RIYADH, 9th July, 2020 (WAM) — The Saudi G20 Presidency and the Paris Forum concluded a high-level ministerial virtual conference, which discussed challenges around international capital flows volatility, as exacerbated in emerging market economies by the unprecedented COVID-19 crisis, and possible policy responses to help restore sustainable flows of capital and to mobilise robust financing for development.
The conference brought together Finance Ministers and Central Bank Governors, heads of International Financial Institutions, IFIs, chief executives of private financial institutions and prominent scholars.
In response to the unprecedented health and economic crisis presented by the COVID-19 pandemic, governments and central banks around the world have taken exceptional measures, including unprecedented fiscal, monetary and financial stability measures.
Additionally, the launch of the historic Debt Service Suspension Initiative, DSSI, could provide around $14 billion in immediate and critical liquidity relief by official bilateral creditors alone for the poorest nations in 2020, as estimated by the World Bank Group.

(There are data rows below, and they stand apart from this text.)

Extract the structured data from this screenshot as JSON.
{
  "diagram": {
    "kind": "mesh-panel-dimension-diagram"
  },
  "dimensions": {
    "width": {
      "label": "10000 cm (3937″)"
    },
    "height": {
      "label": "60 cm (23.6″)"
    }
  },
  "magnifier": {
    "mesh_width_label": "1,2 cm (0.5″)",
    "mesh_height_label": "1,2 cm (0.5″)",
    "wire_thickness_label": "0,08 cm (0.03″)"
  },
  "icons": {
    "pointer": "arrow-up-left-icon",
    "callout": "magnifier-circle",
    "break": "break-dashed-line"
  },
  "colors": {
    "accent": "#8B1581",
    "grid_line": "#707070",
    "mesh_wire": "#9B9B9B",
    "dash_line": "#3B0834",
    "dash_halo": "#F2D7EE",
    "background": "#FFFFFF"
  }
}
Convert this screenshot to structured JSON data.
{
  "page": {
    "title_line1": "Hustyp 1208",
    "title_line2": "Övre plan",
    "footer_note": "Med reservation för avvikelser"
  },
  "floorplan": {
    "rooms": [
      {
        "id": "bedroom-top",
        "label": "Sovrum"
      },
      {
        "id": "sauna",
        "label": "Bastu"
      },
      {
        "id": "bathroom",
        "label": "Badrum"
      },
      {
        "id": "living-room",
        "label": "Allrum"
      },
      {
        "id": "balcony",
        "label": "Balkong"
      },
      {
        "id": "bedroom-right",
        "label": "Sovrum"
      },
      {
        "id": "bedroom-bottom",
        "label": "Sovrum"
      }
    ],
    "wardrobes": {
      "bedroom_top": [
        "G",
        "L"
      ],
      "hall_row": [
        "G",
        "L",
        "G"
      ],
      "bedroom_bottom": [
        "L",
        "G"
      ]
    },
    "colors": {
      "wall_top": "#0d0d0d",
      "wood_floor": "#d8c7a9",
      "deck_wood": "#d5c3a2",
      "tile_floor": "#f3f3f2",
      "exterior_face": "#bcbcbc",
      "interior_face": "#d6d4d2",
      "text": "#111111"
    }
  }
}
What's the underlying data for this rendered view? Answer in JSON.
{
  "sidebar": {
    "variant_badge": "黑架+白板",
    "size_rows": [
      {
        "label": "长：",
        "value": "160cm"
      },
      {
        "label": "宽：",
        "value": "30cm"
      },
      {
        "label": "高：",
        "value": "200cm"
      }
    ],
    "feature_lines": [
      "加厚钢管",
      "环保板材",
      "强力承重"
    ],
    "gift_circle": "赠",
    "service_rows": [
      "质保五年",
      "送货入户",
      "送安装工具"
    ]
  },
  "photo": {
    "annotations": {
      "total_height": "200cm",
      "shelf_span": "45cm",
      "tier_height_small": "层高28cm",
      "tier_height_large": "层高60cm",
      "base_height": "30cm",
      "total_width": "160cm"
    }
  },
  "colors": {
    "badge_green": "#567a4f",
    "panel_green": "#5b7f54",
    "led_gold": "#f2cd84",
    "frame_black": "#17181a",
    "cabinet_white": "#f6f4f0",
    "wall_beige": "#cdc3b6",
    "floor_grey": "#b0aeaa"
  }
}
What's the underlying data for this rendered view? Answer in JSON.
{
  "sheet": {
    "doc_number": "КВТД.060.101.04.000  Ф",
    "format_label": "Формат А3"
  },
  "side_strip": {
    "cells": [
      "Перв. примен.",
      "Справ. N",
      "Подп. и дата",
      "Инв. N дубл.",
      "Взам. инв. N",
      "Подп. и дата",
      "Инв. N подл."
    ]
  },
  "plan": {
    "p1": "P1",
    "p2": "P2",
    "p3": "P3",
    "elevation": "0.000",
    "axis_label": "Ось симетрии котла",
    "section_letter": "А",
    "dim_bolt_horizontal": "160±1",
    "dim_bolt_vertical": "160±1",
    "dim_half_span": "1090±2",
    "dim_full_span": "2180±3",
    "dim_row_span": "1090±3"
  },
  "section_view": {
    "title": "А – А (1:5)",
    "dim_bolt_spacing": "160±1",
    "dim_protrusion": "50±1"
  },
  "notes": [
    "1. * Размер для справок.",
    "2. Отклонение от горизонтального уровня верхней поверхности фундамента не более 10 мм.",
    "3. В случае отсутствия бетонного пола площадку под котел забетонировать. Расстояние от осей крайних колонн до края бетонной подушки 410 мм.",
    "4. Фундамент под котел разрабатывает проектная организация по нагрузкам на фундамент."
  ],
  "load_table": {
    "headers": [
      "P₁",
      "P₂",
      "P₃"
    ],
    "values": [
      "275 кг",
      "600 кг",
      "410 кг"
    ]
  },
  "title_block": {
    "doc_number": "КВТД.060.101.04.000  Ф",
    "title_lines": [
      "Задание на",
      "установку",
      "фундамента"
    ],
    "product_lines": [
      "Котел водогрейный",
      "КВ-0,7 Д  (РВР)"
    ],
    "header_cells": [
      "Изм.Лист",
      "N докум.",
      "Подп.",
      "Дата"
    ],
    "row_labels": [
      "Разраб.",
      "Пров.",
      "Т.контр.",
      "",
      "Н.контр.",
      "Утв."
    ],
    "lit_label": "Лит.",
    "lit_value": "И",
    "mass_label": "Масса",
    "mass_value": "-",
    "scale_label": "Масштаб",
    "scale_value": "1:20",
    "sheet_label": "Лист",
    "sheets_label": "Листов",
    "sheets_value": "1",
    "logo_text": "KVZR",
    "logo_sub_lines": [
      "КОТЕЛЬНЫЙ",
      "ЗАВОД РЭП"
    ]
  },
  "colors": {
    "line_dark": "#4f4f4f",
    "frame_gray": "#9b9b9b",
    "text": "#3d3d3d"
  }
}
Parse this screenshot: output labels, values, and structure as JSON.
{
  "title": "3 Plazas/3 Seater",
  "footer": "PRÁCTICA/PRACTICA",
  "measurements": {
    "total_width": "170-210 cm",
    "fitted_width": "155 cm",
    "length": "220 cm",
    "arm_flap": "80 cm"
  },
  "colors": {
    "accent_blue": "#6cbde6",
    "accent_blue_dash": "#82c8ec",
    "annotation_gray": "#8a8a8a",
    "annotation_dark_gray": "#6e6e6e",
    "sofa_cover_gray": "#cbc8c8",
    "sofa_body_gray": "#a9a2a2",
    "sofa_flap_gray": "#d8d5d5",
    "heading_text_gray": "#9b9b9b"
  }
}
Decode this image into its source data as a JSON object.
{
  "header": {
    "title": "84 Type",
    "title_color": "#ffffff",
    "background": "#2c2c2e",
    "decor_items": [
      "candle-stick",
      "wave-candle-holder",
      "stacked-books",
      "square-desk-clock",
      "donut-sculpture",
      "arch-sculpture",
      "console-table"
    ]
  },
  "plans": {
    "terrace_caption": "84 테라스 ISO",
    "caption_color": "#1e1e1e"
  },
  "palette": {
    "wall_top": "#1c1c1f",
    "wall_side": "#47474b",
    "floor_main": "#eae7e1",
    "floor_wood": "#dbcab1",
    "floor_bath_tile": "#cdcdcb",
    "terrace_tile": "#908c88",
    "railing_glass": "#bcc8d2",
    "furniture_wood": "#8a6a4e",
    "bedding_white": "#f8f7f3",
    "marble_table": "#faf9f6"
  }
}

Speaking at the event, Mohammed Aljadaan, Saudi Minister of Finance, said, “In response to COVID-19 pandemic, G20 countries have implemented unprecedented fiscal, monetary and financial stability measures and ensured that international financial institutions can provide critical support to developing and low-income countries.”
”As the crisis remains unfolding, we will coordinate with G20 member countries to promote sustainable financing for developing countries, support the return of capital flows to emerging markets and developing countries, build resilience and promote more sustainable sources of financing.”
Bruno Le Maire, Minister of Economy and Finance of France, said, “An unprecedented crisis requires extraordinary decisions. The G20 and the Paris Club took a historic step to address the COVID-19 impact by launching the “Debt Service Suspension Initiative” to the benefit of the poorest countries, in particular in Africa.
”We need to continue working together to ensure its successful implementation. In the next steps, we also need the right tools to support countries suffering from capital outflows. We cannot let this crisis destroy years of efforts to attract investors and support growth.”